1.4.2. Democracia participativa

Um tema central na agenda de países em todo o mundo, notadamente naqueles em desenvolvimento, está relacionado aos processos de participação social e, conseguintemente, em suas repercussões em aspectos-chaves como na economia, na política, na cultura e, de forma mais ampla, no desenvolvimento humano.

Tal situação toma relevância ainda maior ao considerarmos o contexto de crise de Estado diante da crescente demanda por novas formas de participação social, paradoxalmente oposta à crônica incapacidade desse Estado em atender a referida demanda.

No caso da América Latina, percebe-se um enorme paradoxo. De um lado observa-se certa estabilidade democrática, expressa, principalmente, nas mais de duas décadas de governos democráticos. Por outro lado, em que pese essa importante característica, a região enfrenta uma crescente crise social, alimentada por profundas desigualdades sociais, níveis elevados de pobreza e crescimento econômico insuficiente, o que leva a demonstrações constantes de descontentamento popular com a condução dos governos. (mesmo que democráticos), o que pode ser entendido como circunstâncias desestabilizadoras21.

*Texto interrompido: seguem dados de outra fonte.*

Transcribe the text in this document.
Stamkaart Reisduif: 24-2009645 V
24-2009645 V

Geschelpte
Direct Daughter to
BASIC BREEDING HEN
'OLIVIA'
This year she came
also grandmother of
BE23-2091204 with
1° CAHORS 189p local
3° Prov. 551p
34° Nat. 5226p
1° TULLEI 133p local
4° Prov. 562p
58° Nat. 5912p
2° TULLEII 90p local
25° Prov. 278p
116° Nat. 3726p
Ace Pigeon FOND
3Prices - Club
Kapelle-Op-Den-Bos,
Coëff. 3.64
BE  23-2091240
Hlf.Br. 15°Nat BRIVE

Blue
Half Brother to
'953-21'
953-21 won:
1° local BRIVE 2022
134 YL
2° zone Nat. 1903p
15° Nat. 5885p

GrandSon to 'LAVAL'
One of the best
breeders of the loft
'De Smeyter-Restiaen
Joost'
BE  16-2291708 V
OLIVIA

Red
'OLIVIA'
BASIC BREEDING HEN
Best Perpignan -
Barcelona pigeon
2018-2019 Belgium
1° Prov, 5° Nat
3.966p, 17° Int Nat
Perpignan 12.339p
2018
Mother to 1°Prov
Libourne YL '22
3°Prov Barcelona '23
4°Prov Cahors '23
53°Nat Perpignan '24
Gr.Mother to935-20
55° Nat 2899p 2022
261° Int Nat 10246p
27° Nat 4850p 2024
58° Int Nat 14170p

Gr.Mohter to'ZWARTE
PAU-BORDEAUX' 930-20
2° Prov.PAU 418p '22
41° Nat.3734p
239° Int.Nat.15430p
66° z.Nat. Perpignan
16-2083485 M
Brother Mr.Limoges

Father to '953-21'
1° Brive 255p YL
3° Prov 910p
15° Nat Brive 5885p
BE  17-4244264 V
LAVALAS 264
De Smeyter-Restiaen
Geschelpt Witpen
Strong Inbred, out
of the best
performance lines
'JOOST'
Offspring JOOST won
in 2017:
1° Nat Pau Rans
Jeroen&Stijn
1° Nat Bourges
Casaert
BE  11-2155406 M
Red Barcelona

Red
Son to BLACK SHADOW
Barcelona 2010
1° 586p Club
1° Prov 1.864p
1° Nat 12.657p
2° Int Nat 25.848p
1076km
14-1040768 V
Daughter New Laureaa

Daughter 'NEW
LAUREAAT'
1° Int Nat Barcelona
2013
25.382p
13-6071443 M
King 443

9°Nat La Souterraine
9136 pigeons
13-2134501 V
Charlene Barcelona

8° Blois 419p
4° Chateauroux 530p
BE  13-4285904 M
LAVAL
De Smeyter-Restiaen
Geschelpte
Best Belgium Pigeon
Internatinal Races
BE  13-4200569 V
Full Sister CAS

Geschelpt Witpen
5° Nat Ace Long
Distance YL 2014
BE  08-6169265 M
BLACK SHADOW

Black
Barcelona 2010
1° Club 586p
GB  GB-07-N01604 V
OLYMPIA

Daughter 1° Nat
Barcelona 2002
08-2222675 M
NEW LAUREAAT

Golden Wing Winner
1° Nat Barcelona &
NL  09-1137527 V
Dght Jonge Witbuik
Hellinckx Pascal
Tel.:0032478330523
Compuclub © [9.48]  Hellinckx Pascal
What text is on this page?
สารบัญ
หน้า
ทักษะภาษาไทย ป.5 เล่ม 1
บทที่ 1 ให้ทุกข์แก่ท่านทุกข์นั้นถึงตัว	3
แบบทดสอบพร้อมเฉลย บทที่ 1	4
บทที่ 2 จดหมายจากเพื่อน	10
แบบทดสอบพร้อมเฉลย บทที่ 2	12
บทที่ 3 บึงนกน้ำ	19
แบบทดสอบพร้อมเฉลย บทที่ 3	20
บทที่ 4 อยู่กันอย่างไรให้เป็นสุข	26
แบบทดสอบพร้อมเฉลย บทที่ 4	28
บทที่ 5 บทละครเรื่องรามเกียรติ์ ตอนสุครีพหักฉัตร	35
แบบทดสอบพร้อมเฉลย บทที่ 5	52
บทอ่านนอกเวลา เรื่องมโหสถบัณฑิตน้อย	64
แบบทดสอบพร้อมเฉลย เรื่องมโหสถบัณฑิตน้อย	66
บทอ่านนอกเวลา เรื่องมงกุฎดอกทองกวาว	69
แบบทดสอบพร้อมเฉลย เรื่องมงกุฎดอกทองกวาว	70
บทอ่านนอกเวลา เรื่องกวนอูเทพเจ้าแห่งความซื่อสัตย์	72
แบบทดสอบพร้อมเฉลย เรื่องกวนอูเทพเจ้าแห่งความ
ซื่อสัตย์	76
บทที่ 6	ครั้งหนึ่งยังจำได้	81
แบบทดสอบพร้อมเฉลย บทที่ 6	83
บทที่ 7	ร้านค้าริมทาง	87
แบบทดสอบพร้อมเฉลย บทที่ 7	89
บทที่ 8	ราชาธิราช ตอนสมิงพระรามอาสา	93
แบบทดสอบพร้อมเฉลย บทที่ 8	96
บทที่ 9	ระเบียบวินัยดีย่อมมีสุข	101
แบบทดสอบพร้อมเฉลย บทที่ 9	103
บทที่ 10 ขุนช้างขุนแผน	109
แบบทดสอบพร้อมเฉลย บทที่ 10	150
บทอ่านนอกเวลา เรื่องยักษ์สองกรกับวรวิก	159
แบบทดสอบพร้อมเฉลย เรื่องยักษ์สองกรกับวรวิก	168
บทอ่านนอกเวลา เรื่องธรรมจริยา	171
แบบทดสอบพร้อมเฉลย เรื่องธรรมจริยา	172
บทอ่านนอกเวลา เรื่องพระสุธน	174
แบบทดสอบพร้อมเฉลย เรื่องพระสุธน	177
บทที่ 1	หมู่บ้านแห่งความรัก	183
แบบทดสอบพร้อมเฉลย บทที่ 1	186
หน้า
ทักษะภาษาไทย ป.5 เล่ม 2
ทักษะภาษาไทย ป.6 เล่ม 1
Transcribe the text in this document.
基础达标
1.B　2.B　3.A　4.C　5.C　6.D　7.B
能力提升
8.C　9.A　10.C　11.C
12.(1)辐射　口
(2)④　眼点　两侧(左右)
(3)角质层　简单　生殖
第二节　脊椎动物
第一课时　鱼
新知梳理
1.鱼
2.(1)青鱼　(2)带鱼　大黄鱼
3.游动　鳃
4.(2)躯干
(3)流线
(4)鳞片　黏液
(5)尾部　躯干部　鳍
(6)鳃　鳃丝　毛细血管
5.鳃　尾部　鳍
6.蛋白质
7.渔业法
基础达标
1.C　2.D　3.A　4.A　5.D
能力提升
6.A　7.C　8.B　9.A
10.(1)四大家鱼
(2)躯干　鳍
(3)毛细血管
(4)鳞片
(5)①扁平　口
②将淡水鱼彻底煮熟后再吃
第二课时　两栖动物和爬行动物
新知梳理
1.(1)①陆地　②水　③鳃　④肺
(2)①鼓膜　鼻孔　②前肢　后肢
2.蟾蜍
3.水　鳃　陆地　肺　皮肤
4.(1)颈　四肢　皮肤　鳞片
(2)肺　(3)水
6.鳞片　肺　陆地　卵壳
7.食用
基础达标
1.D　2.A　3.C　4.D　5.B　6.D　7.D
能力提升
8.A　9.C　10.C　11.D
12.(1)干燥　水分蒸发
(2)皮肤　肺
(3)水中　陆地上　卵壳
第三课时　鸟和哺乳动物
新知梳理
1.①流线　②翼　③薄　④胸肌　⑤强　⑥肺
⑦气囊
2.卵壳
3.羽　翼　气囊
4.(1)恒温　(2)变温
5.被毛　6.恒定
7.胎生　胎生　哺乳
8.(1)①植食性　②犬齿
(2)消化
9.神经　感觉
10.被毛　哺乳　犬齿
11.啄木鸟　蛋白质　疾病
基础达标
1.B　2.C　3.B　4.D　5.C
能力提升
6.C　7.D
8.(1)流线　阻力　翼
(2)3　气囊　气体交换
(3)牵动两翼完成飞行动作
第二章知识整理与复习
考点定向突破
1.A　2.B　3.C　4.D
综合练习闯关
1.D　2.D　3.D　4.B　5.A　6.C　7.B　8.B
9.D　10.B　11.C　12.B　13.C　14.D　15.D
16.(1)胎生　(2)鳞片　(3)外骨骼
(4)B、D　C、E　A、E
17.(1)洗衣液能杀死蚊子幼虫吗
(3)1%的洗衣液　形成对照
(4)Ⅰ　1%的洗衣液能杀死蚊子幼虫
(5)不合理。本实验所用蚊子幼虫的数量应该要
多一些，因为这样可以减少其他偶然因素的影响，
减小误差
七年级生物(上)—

Segundo Relatório divulgado em 2005 pela Rede Interamericana para a Democracia, nomeado Índice de Participação Cidadã na América Latina, nos anos 80, no início da Terceira Onda no desenvolvimento das democracias, o debate esteve centrado nos valores, as instituições e os processos de transição para a democracia. Os países deixavam atrás uma longa história de oscilações pendulares entre os extremos do autoritarismo e a democracia. A redefinição da cidadania política, a reestruturação do Estado democrático, o acesso aos direitos, a afirmação dos direitos humanos e as liberdades públicas e a reestruturação dos partidos políticos e as instituições republicanas, concentraram a atenção dos especialistas, dos partidos e movimentos sociais. (RID, 2005, p. 5).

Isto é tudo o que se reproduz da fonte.